Hindo Kamanda is the publication’s first co-author. He led the qualitative analysis and writing of the article. He is currently leading a strand of the larger enquiry into shame and its impact on students’ professional socialization. He graduated cum laude with an undergraduate degree in Electrical & Electronics Engineering from the University of Georgia in 2020. During his time at UGA, Hindo served as a learning assistant and participated in several on-campus organizations. In addition to his two publications as first co-author with EETI, he was recognized for his research achievements at the LSAMP STEM Innovators Conference. He also received several academic awards while at UGA, including the ECE Chair’s Award for Academic Achievement.
Davis Wilson is currently pursuing an undergraduate degree in Civil Engineering and a Masters of Business Administration through the Double Dawgs program at the University of Georgia. Over the four years he has been at UGA, Davis has been very involved in the UGA and Athens community where he has served as a Resident Assistant, Student Ambassador for the College of Engineering, Vice President of LSAMP, and, most recently, was elected to be the President of UGA’s Tau Beta Gamma Engineering Honor Society for the 2021-2022 school year. In addition to his contributions to the above-mentioned research, Davis is also leading a study analyzing the difference in the way that minority and majority engineering students perceive, internalize, and respond to expectations within the engineering context. After graduating in May 2022, Davis plans on embarking upon a career in Transportation Engineering.
Situated within a larger, NSF-funded ethnographic inquiry into shame and its transformative impact on the professional socialization of engineering students, the study published in JHETP classified the sources expectations that engineering students perceive and the mechanisms through which expectations are internalized.

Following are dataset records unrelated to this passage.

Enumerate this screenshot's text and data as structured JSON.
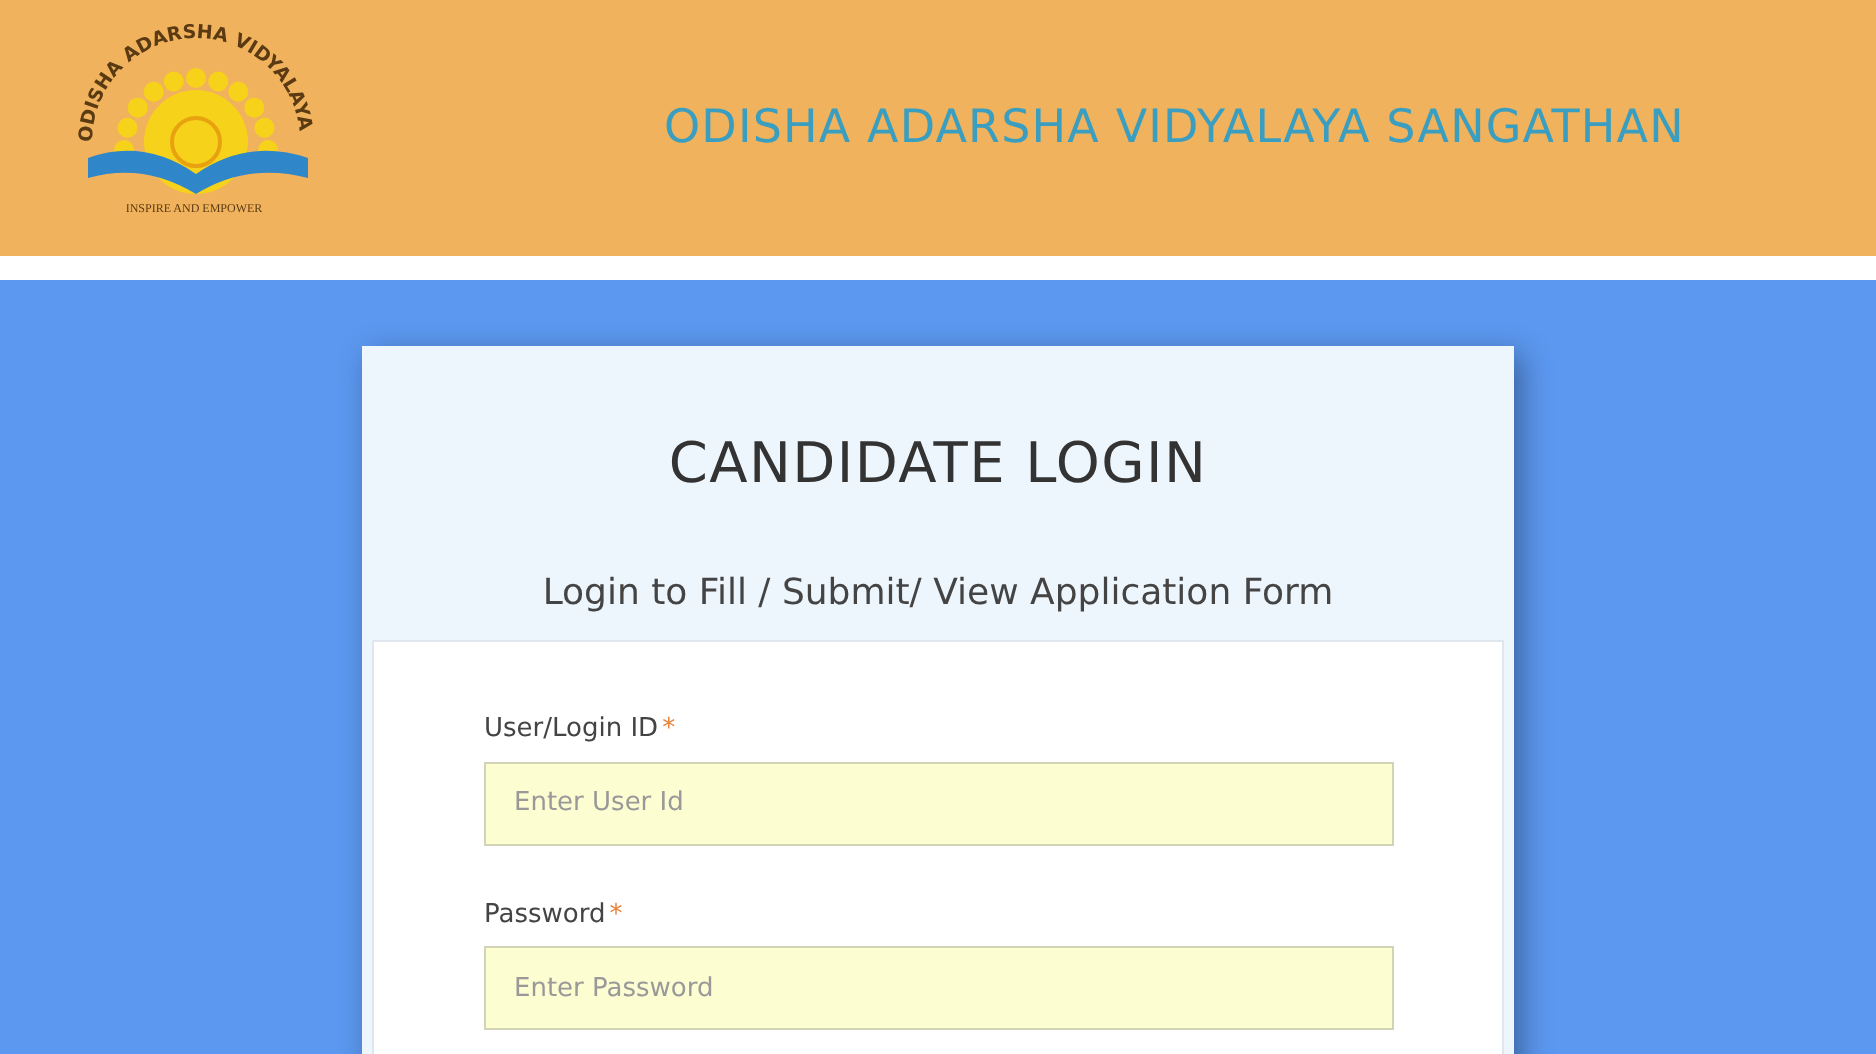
{
  "header": {
    "logo": {
      "arc_text": "ODISHA ADARSHA VIDYALAYA",
      "motto": "INSPIRE AND EMPOWER"
    },
    "title": "ODISHA ADARSHA VIDYALAYA SANGATHAN"
  },
  "card": {
    "title": "CANDIDATE LOGIN",
    "subtitle": "Login to Fill / Submit/ View Application Form",
    "fields": [
      {
        "label": "User/Login ID",
        "required_mark": "*",
        "placeholder": "Enter User Id"
      },
      {
        "label": "Password",
        "required_mark": "*",
        "placeholder": "Enter Password"
      }
    ]
  }
}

The findings identified academics (tests and other course evaluations), engineering peers (pressure to fit in), engineering superiors (including instructors and other administrators), extracurricular activities (internships and campus involvement), and influences from outside the major (parental pressure and general engineering stereotypes) as the primary co-producers of dynamic and interconnected expectations.
Students potentially perceive these interacting expectations as compounding and forming a system of expectations that exceeds the sum of its parts, triangulating to further amplify culturally-prevalent expectations, or even as a trade-off between seemingly conflicting expectations. The manuscript further describes the impact of subjective elements such as the personality and circumstances of individual students which might influence the expectations they perceive and their approaches to navigating them. These findings based on and illustrated through the lived experiences of engineering students, provide valuable insights into how students evaluate and prioritize expectations, and especially how educators can empathically present expectations while maintaining academic standards.
Congratulations again to our young researchers! Given the rigorous climate of academic publishing, it is a truly remarkable feat for undergraduate students to be lead authors on a journal article.